In this study we show that the silicides and Si-bearing metals in ureilites have similar siderophile trace element patterns; therefore, the precursors to the silicides were indigenous to the ureilite parent body. Si-free kamacite grains in brecciated ureilites show flatter, more chondritic siderophile element patterns. They may also be derived from the interior of the ureilite parent body, but some may be of exogenous origin (impactor debris), as are rare taenite grains.

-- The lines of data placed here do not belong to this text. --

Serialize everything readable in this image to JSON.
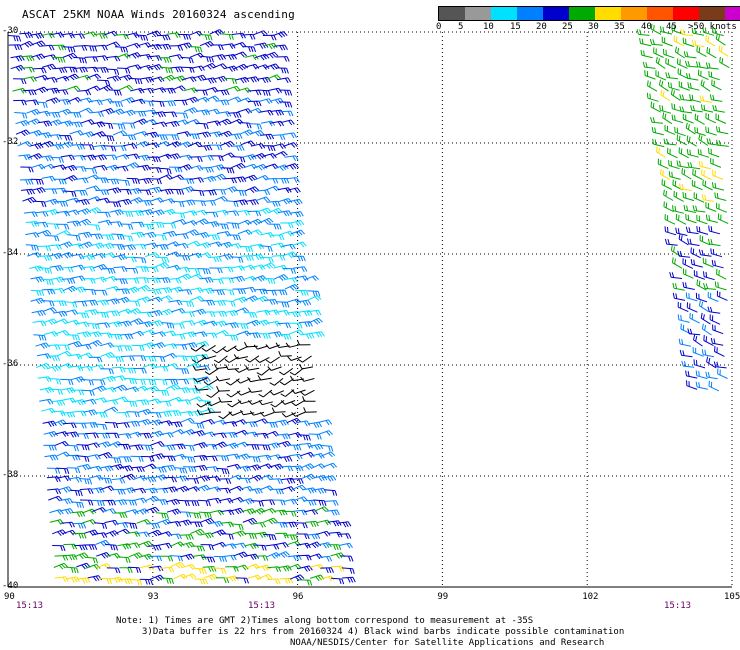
{
  "title": "ASCAT 25KM NOAA Winds 20160324 ascending",
  "legend": {
    "unit_label": ">50 knots",
    "colors": [
      "#555555",
      "#999999",
      "#00e0ff",
      "#0080ff",
      "#0000cc",
      "#00aa00",
      "#ffdd00",
      "#ff9900",
      "#ff5500",
      "#ff0000",
      "#7a3b1a",
      "#cc00cc",
      "#7700aa"
    ],
    "ticks": [
      "0",
      "5",
      "10",
      "15",
      "20",
      "25",
      "30",
      "35",
      "40",
      "45",
      ">50 knots"
    ]
  },
  "axes": {
    "lat_labels": [
      "-30",
      "-32",
      "-34",
      "-36",
      "-38",
      "-40"
    ],
    "lon_labels": [
      "90",
      "93",
      "96",
      "99",
      "102",
      "105"
    ]
  },
  "times": [
    "15:13",
    "15:13",
    "15:13"
  ],
  "notes": [
    "Note: 1) Times are GMT 2)Times along bottom correspond to measurement at -35S",
    "3)Data buffer is 22 hrs from 20160324 4) Black wind barbs indicate possible contamination",
    "NOAA/NESDIS/Center for Satellite Applications and Research"
  ],
  "map_data": {
    "lat_range": [
      -40,
      -30
    ],
    "lon_range": [
      90,
      105
    ],
    "swaths": [
      {
        "name": "west swath",
        "lon_range_north": [
          90,
          95.5
        ],
        "lon_range_south": [
          91,
          97
        ],
        "lat_range": [
          -40,
          -30
        ]
      },
      {
        "name": "east swath",
        "lon_range_north": [
          103.3,
          105
        ],
        "lat_range": [
          -36.5,
          -30
        ]
      }
    ],
    "contamination_region": {
      "lat_range": [
        -37,
        -35.5
      ],
      "lon_range": [
        94,
        96.5
      ]
    },
    "barb_colors": {
      "contaminated": "#000000",
      "lt10": "#00e0ff",
      "10to15": "#0080ff",
      "15to20": "#0000cc",
      "20to25": "#00aa00",
      "25to30": "#ffdd00"
    }
  }
}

On Earth, iron silicides are often formed under high-temperature and strongly reducing conditions (e.g. blast furnaces, lightning strikes). On the Moon, hapkeite (Fe2Si) and other silicides have been found in the regolith where they were formed by impact-induced space weathering. In the Stardust aerogel, iron silicides derived from comet Wild2 were also formed by an impact-related reduction process. Silicides in ureilite regolith breccias may have formed by similar processes but ureilites additionally contain abundant elemental carbon which probably acted as a reducing agent, thus larger and more abundant silicide grains were formed than in the lunar regolith or cometary material. The origin of suessite in NWA 1241 may be analogous to that of reduced lithologies in the terrestrial mantle, although a regolith origin may also be possible since this sample is shown here to be a dimict breccia.